In your case, the problem is in the start state (corresponding to your start nonterminal, inputs). Say the first token is VAR_LOCAL. There's two things your parser could do:
It could match the variable case.
It could also match the inputs stmt WS_LINEBRK case: inputs matches the empty string (first line), and stmt matches variable "=" exps.
With the one token of lookahead that bison parsers use, there's no way to tell.
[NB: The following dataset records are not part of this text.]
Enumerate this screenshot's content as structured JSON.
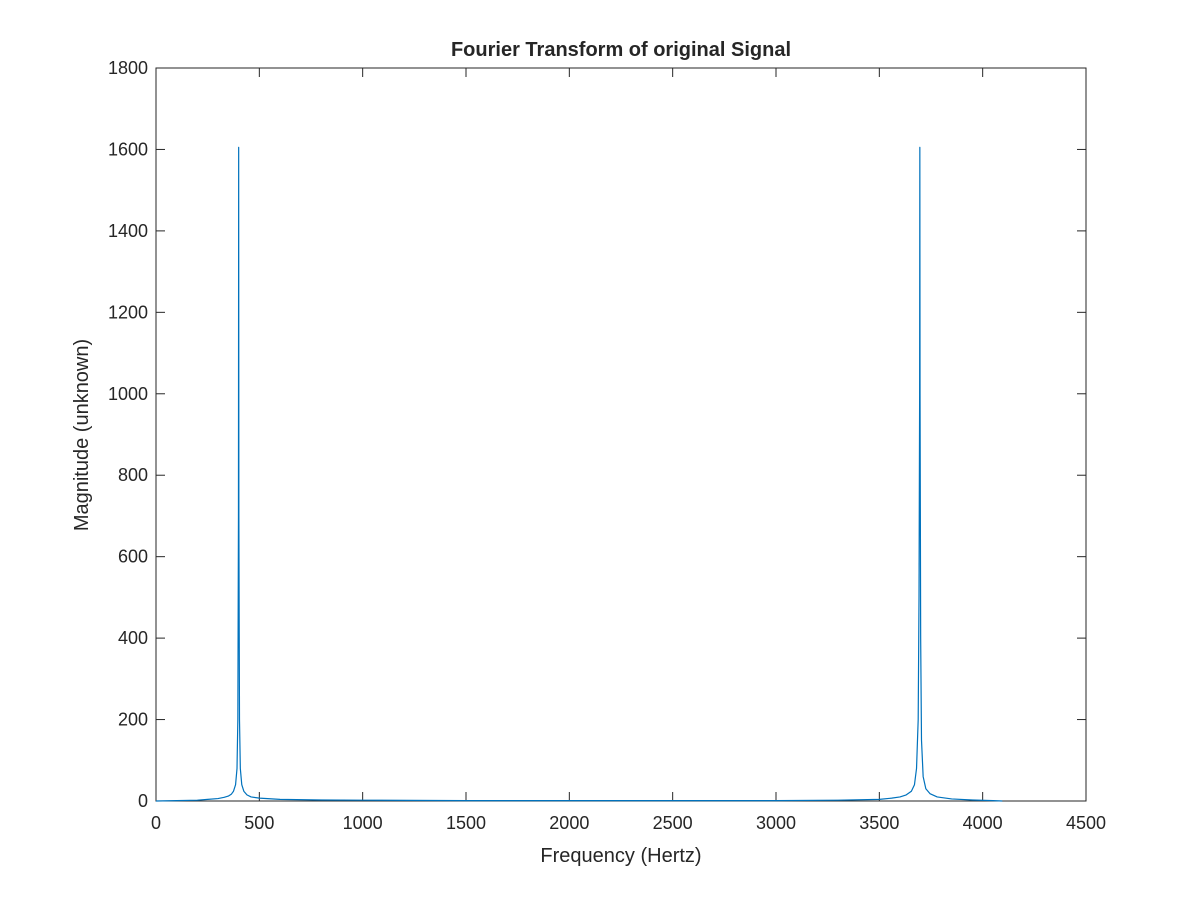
{
  "colors": {
    "background": "#ffffff",
    "axis": "#262626",
    "series": "#0072bd"
  },
  "chart_data": {
    "type": "line",
    "title": "Fourier Transform of original Signal",
    "xlabel": "Frequency (Hertz)",
    "ylabel": "Magnitude (unknown)",
    "xlim": [
      0,
      4500
    ],
    "ylim": [
      0,
      1800
    ],
    "xticks": [
      0,
      500,
      1000,
      1500,
      2000,
      2500,
      3000,
      3500,
      4000,
      4500
    ],
    "yticks": [
      0,
      200,
      400,
      600,
      800,
      1000,
      1200,
      1400,
      1600,
      1800
    ],
    "grid": false,
    "legend": "none",
    "series": [
      {
        "x": [
          0,
          100,
          200,
          250,
          300,
          330,
          350,
          365,
          375,
          385,
          392,
          396,
          399,
          400,
          401,
          404,
          408,
          415,
          425,
          440,
          460,
          500,
          600,
          800,
          1000,
          1500,
          2000,
          2500,
          3000,
          3300,
          3500,
          3560,
          3600,
          3630,
          3655,
          3670,
          3680,
          3688,
          3692,
          3695,
          3696,
          3697,
          3700,
          3704,
          3712,
          3725,
          3745,
          3780,
          3850,
          3950,
          4050,
          4095
        ],
        "y": [
          0,
          1,
          2,
          4,
          6,
          9,
          12,
          17,
          24,
          40,
          80,
          200,
          700,
          1605,
          700,
          200,
          80,
          40,
          24,
          15,
          10,
          7,
          4,
          2.5,
          2,
          1,
          1,
          1,
          1,
          2,
          4,
          7,
          10,
          15,
          24,
          40,
          80,
          200,
          500,
          1000,
          1605,
          1000,
          400,
          150,
          60,
          30,
          18,
          10,
          5,
          2.5,
          1,
          0
        ]
      }
    ]
  }
}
You need to change your grammar to get rid of this case.
To fix the grammar, as Fabian has suggested, move the variable and literal to the end of exps from inputs
inputs:
| variable
| literal
exps:
...
| variable
| literal
That allows x= y,x="aliteral" syntax.
To allow for empty input lines, change the /* empty token */ rule to WS_LINEBREAK:
inputs: WS_LINEBRK
| stmt WS_LINEBRK
| inputs stmt WS_LINEBRK
;
On another note, since the scanner still looks for the SYMB_ EQUAL ; but the parser no longer defines it (its commented out), something needs to be done in order to compile. One option is to uncomment the %token definition and use SYMB_ EQUAL instead of the literal "=" in the parser .y file.